Iatrogenic injury to the breast bud causing breast hypoplasia
- Correspondence to: Mr Amit Goyal, Department of Surgery, University of Wales College of Medicine, Heath Park, Cardiff CF14 4XN, UK;
- Received 6 December 2002
- Accepted 3 January 2003
A 14 year old girl with iatrogenic breast asymmetry is reported. She had multiple operations to the left anterior chest wall in the neonatal period for diaphragmatic hernia that resulted in multiple scars, which damaged the left breast bud. A better thoracotomy incision avoiding the breast bud could prevent later breast hypoplasia.
Some variation in breast size is normal and is common in most women. When this asymmetry becomes large it may disrupt the patient’s life. Injury to the breast bud as a result of chest wall trauma especially in female gymnasts during their growth spurt has been reported in the literature as a cause of breast asymmetry.1 Accidental excision of the breast bud with a lump is known to cause hypoplasia. We report an interesting case where breast hypoplasia was caused by surgical injury to the breast bud or its vascular supply because of a thoracotomy incision.
A 14 year old girl presented to the clinic with asymmetric breast development. At birth she was diagnosed to have a left diaphragmatic hernia with a gastric perforation. She underwent repair of a left diaphragmatic hernia and closure of the gastric perforation through a left upper abdomen transverse incision. Unfortunately, nine days postoperatively, she developed a recurrence of the left diaphragmatic hernia with gastric perforation. She was taken to theatre for a laparotomy and left thoracotomy. The left upper transverse incision was reopened and a left thoracotomy incision was made dividing the nipple areola complex. Two chest drains were placed after the completion of the repair. The patient was discharged after a hospital stay of two months. After discharge she developed a persistent sinus discharging pus in the left lateral side of the chest at the site of the thoracic drain. The sinus was found to be communicating with a large cavity just superior to the left hemidiaphragm. This was treated by exploration of the sinus along with resection of a small section of the rib in relation to the sinus. The cavity was opened and drained.
On examination when she presented at age 14 her right breast was normally developed. Her left breast was smaller (fig 1). The left breast mound was growing symmetrically with the thoracotomy scar over the top of it. There was one deep scar at the site of the previous thoracic sinus in the lateral part of the inframammary fold and this in fact was tethering the skin and distorting the breast somewhat. The main breast scar was not thought to be inhibiting the breast growth and it was more likely that she had asymmetric breast development. In any case, no surgical intervention was felt necessary until she was older to see the final rate of growth of the left breast.
She was reviewed again one year later, when it was noticed that she had not had much breast growth on the left side. It was decided that she required some augmentation of the left side for psychological reasons. She underwent left breast augmentation at the age of 16 years. A tissue expander (Becker 200 m1) was inserted in the retromammary space; 70 m1 of saline was added to the implant at operation. Retromammary dissection was difficult due to the old scars and retromammary adhesions. The thoracotomy scar through the middle of the breast seemed to be fairly flexible and expanded reasonably. The inferior scar at the lateral part of the inframammary fold was found to be tethering the breast down and was thus excised and the adjoining skin freed. Good postoperative symmetry was obtained (fig 2). She is pleased with the outcome and has resumed a normal lifestyle.

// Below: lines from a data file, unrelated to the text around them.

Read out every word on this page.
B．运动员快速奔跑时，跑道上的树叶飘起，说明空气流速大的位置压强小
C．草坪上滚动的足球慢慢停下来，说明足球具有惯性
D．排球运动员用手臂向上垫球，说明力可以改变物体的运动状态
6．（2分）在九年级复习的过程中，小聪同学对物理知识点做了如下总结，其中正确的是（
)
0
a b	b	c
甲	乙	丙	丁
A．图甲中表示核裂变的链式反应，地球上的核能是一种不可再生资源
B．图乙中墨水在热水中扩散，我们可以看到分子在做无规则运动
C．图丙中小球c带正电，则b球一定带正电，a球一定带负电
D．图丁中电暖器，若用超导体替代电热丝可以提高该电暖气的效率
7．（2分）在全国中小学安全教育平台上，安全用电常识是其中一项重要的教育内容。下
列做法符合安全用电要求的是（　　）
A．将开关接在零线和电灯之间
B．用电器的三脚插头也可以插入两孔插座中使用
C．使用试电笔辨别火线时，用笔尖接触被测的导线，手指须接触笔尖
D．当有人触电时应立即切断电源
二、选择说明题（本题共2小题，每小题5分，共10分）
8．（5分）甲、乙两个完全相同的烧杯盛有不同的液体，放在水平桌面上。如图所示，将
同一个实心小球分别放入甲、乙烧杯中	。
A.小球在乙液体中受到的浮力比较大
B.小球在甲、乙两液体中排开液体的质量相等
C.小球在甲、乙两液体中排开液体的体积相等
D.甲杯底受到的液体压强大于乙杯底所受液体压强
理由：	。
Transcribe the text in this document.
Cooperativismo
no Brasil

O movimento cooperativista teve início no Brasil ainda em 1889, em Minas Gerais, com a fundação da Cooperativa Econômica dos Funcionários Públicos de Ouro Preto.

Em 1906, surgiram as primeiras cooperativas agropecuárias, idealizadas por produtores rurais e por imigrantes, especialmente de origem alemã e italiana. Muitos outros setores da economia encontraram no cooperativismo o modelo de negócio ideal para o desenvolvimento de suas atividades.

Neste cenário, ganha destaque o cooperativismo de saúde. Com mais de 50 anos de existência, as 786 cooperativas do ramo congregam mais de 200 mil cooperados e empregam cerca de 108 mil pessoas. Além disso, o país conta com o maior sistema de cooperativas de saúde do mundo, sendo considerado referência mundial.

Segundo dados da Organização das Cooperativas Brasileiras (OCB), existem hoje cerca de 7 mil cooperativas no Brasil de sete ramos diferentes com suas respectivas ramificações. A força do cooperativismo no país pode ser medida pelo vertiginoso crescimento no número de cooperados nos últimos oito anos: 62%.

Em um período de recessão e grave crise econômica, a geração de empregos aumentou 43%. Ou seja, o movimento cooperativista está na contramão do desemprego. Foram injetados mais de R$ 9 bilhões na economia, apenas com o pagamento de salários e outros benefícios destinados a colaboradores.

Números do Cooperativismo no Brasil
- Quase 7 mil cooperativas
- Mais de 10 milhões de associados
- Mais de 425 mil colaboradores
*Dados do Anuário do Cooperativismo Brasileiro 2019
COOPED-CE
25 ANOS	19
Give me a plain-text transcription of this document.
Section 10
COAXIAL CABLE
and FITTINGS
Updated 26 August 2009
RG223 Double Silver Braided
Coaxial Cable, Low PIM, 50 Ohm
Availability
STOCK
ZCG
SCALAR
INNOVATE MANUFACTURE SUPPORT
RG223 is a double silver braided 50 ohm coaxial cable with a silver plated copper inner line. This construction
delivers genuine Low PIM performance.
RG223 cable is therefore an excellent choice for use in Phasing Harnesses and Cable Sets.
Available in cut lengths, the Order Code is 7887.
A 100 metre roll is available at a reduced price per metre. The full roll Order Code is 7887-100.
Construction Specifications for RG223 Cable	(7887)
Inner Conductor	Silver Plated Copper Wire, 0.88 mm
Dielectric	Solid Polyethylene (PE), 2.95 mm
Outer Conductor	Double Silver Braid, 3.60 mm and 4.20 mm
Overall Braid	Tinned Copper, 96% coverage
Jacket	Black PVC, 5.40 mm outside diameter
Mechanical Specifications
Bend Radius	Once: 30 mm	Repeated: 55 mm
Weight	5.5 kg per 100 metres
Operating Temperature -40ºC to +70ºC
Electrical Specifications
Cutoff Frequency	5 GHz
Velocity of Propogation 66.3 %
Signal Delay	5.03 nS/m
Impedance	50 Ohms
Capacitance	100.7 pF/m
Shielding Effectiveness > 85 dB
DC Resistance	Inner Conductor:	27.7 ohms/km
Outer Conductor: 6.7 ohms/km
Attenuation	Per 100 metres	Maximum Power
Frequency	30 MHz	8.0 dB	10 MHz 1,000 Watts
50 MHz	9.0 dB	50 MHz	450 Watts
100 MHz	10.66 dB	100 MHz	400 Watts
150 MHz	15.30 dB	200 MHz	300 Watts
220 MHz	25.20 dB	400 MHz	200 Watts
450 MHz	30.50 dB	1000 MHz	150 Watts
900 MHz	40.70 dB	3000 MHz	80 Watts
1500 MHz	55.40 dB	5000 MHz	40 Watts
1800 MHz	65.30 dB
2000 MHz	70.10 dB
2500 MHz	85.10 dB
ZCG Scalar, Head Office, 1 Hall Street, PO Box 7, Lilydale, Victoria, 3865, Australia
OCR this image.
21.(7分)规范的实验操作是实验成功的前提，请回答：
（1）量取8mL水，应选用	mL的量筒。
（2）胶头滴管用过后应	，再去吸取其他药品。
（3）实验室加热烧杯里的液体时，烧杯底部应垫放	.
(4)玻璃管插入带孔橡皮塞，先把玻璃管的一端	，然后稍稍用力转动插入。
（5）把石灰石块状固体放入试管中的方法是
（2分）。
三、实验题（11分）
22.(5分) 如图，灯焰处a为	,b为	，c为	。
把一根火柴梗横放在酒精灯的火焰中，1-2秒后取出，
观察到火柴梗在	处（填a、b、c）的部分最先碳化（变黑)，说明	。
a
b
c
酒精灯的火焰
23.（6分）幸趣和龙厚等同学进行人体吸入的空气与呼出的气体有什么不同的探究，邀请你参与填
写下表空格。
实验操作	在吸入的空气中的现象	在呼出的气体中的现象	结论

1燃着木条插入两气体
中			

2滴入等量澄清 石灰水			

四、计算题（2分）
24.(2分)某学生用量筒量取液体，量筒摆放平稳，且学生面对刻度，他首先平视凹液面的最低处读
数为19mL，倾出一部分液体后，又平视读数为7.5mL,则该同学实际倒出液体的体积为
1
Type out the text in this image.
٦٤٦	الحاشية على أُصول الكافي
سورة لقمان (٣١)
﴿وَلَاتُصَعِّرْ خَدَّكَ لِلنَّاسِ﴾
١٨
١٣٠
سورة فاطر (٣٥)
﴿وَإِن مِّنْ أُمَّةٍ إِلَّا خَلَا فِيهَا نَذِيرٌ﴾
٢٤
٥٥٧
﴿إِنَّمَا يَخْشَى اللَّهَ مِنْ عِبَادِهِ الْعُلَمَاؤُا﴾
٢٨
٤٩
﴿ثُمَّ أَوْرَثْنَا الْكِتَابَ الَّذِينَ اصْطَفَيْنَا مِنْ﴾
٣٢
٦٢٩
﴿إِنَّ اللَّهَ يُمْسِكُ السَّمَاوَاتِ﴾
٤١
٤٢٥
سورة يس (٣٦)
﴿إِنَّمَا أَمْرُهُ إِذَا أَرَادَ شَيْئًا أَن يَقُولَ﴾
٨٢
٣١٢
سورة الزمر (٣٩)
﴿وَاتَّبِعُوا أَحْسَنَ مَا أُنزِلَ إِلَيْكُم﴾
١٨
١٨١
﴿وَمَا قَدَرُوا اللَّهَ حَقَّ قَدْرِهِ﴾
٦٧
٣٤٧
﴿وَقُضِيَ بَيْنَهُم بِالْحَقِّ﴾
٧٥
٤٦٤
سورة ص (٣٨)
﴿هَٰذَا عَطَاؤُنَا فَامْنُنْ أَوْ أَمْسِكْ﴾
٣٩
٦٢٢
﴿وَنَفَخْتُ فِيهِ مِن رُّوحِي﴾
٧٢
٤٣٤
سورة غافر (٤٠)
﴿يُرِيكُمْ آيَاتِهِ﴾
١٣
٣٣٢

At puberty, under the influence of ovarian hormones, the breast bud grows rapidly. The epithelial sprouts of the mammary gland branch further and become separated by increasing deposition of fat. Any injury to the breast bud or its vascular supply would impair its growth resulting in breast hypoplasia. Significant asymmetry could affect the patient adversely causing psychological problems including decreased self confidence and self esteem. Fortunately, treatment usually leads to a complete resolution of any psychological problems associated with the asymmetry.2 Chest wall trauma especially in female gymnasts during the growth spurt has been recognised as a cause of breast asymmetry. However, thoracotomy incision has never been reported as a cause for breast asymmetry in the literature.
The recognition of this problem is important as it can be prevented if the surgeon is aware of it. In the above case it is likely that the thoracotomy incision through the breast bud may have resulted in direct damage to it. The extensive scarring near the breast bud because of the chest drains and the recurrent sinus also caused tethering of the skin of the lower breast resulting in distortion.
When the patient has to undergo surgical procedures as a life saving measure cosmesis cannot be a priority. However breast asymmetry can be prevented by avoiding placement of surgical incisions through the breast bud or in close proximity to it, without comprising the primary aim of the procedure.
Breast asymmetry can have serious psychological consequences for young girls.
Thoracotomy incision causing injury to the breast bud or its vascular supply can lead to breast hypoplasia.
Surgical incision should avoid injury to the breast bud when possible.